Don H writes:
If the motherboard or RAM fails on a 2018 Macbook, it will be extremely difficult (and expensive, and time-consuming) to recover the data from the soldered-on SSD:
"Touch Bar-equipped MacBook Pro laptops have always featured solid-state storage soldered to the logic board, making it impossible to remove for data recovery, as was possible with hard disk drives. For these Macs, Apple enabled last-ditch data recovery through a special port on the logic board, combined with a custom tool for Apple Authorized Service Providers.
Unfortunately, in its teardown, iFixit discovered that the 2018 MacBook Pro models lack that port, and MacRumors learned from internal Apple documents that Apple’s internal Customer Data Migration Tool does not work with these Macs.”
The comments for this entry provide a little more detail. What’s not clear is what happens if your T2 chip fails, which holds all the keys and is non-replacable.
Proper backups, as always, are critical, but are those guaranteed to work in the user’s favor a decade from now? What if a future T2 chip requires end-to-end encryption for backups which themselves become dependent on that same chip?
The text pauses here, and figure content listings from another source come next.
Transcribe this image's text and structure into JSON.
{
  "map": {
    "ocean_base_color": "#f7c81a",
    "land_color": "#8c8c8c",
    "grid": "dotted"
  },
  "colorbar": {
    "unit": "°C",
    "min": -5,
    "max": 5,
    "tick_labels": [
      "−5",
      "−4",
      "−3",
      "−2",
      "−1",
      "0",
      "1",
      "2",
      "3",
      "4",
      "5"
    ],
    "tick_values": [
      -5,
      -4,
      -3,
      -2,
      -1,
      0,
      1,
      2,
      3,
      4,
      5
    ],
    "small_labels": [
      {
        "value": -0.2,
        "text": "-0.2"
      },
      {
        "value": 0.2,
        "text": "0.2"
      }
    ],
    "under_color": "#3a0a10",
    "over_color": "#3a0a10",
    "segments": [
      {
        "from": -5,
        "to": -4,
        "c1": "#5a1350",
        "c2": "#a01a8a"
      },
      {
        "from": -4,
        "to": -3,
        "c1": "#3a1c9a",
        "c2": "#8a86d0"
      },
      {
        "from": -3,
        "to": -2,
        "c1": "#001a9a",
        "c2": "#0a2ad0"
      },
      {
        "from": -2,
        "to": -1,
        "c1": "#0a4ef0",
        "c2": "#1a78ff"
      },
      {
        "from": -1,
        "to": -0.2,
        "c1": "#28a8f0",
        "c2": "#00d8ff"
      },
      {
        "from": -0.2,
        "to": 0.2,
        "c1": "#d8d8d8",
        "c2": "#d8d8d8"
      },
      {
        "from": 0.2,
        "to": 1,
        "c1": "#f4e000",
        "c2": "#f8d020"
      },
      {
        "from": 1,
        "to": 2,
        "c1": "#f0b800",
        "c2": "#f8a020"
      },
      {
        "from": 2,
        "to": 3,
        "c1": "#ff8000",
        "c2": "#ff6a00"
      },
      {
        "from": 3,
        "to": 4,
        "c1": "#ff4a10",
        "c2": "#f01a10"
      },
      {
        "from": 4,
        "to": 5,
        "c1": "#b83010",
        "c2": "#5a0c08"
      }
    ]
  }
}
How many different ways will be locked out from our own data in the future? If I lose the ability to completely *own* my data (including the ability to migrate it to another computer or storage device without restrictions or Internet connectivity) then I will simply stop using computers altogether. More realistically, I will stockpile acceptable computers and tailor my life around their limitations as if we were in a post-apocalyptic environment. They work for me now, and they will continue working for the rest of my lifespan in that same capacity until the hardware dies. If I need Internet connectivity (which I have been narrowing down more and more as time goes on) I will do that on a current ‘disposable’ computer and carefully silo my personal data accordingly.
We’re not at that stage yet, but the trend is pretty ominous.
Connecting more dots (I’m in a paranoid mood this morning):
Ok, so this item is really only about the industrial controls for a production line, but what happens if/when the T2 chip itself becomes compromised with a trojan or other latent malware? Unless the entire process from design to fab is under bullet-proof control with independent auditors reviewing each step, who’s to say the linchpin for our data security can’t be successfully attacked at some point? The NSA itself has been breached at least twice (that we know of) - this isn’t just idle speculation.
DIGLLOYD: it’s not a good trend—disposable Macs is where we stand now. Backup.